From time to time I just have to cut myself off from distraction until I get the thing done. So in my mind I flip it. Not 10 minutes and then I can play. Instead it’s I can’t play until I’ve finished. And sometime that means days. Every time I think — oh I have a bit of time, I can play video games. It triggers “nope! Do the thing!”. Like no video games until I’ve practiced the cello and write. Absolutely worked to get this written.
Make it a Retreat
Going to the campus library is… hard for me. I don’t know why. Once I’m there I’m fine. I get a lot of anxiety about parking, pedestrians everywhere, getting lost, that I don’t belong because I have zero affiliation with Iowa State University, that someone is going to tell me to get out, that I’ll annoy the staff or the students or worse the professors… Wow what is my deal! I’ve even been a guest lecturer at Iowa State. So these are mostly lies that I’m telling myself.

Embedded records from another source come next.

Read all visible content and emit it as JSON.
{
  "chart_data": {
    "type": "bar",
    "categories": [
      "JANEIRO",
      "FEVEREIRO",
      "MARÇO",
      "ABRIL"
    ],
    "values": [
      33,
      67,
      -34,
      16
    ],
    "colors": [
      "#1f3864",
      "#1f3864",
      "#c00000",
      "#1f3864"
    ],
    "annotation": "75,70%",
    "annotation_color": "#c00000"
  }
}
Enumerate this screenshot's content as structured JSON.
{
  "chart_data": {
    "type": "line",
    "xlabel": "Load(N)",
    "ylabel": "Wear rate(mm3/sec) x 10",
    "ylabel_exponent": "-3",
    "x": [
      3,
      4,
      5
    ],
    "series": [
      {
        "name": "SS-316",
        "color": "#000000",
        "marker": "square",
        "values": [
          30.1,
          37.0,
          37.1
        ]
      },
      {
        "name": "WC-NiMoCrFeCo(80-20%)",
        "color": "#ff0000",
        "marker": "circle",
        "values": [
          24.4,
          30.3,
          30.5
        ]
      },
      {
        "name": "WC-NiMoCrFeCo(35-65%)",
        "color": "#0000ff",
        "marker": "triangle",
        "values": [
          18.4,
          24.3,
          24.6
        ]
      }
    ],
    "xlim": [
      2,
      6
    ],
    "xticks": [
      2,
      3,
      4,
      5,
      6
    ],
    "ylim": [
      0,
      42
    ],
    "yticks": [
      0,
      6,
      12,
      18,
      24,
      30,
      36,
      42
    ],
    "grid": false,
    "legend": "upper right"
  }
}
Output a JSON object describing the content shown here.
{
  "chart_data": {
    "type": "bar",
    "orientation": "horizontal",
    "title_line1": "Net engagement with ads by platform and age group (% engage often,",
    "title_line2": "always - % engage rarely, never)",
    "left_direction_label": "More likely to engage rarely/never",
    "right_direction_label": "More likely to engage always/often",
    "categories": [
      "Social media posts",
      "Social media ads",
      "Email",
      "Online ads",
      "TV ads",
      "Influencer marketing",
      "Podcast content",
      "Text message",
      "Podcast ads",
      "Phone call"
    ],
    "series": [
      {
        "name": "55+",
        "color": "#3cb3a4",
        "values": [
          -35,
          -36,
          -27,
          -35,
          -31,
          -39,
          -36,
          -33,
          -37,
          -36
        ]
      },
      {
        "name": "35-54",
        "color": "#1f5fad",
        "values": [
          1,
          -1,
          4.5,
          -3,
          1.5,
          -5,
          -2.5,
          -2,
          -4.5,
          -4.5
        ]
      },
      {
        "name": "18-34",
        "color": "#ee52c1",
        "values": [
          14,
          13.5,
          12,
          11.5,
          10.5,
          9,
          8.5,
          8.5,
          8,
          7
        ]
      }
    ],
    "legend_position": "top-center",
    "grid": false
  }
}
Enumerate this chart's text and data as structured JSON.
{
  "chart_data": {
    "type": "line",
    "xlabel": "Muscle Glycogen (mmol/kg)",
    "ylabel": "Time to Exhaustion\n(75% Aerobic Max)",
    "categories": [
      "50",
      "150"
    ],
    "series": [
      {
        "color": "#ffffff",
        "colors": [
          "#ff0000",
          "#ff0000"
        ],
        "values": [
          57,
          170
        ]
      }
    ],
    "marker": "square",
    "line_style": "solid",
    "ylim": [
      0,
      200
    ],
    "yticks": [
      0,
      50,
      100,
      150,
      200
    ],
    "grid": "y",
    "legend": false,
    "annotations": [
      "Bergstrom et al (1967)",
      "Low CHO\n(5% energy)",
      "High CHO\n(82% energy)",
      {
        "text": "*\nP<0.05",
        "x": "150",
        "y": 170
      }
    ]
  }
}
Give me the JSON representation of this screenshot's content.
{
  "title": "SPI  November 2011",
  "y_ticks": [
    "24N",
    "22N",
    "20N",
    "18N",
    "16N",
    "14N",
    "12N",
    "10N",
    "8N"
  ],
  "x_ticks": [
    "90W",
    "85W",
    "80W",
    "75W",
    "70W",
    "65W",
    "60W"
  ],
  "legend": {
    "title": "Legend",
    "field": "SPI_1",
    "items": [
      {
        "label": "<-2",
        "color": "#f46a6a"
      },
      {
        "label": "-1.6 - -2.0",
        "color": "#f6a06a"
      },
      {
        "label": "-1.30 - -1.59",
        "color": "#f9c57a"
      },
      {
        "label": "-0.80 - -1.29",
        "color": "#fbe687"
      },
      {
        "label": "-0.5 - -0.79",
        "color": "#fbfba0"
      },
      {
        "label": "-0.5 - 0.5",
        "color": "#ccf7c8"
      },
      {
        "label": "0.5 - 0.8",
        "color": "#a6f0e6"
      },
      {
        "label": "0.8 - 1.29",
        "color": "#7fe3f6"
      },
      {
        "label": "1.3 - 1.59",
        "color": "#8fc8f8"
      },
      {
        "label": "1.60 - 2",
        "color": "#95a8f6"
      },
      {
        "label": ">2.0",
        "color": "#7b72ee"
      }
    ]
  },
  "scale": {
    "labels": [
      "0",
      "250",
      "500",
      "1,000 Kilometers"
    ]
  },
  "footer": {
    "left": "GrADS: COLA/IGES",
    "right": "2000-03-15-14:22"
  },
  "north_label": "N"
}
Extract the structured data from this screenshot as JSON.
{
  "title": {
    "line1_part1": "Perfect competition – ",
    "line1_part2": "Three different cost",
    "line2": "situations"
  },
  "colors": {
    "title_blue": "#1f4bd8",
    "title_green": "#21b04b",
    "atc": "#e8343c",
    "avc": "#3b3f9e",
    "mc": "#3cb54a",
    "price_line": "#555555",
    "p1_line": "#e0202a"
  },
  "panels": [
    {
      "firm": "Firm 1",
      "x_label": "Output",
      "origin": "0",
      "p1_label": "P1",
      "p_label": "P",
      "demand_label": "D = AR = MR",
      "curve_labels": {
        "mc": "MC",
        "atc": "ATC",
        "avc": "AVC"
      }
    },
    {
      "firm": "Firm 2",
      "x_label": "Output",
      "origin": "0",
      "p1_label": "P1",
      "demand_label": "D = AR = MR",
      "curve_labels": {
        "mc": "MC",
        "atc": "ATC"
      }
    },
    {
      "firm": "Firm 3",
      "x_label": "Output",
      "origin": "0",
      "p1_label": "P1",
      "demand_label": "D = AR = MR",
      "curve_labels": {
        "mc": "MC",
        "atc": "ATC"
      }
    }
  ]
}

Anyway. Anxiety. It doesn’t always make sense.
For my book research, I need to go to the library and sign up for a community member library card, get on their computers, and then I can access academic resources and journal databases. As a community member, I cannot do this remote. I’ve done this before. It was rather fun. I’ve been saying I’ll go for the last several months… years. Okay it’s been at least since before the pandemic.
Bring it all together
So I’m going to pile up my motivation tricks. I’m going to apply some external motivation by telling you all about my campus anxiety and that I’m committing to going in October. And then I’m going to take it a step further and make it a retreat. Or a date. With myself. However you want to phrase it. I’m going to go out to yummy lunch. I’ll get myself some fancy post-its and pens. And even make myself an agenda. And I’m setting an official deadline. So there are rewards, anticipation, deadlines, reminders, calendar items, and clear actionable steps.
The next two weeks I need to focus on prepping for an open studio in my Thursday flex hours. So that means October 5th is my day. I’ll report back once I go… let’s see if I’ve properly tricked myself into overcoming this internal obstacle.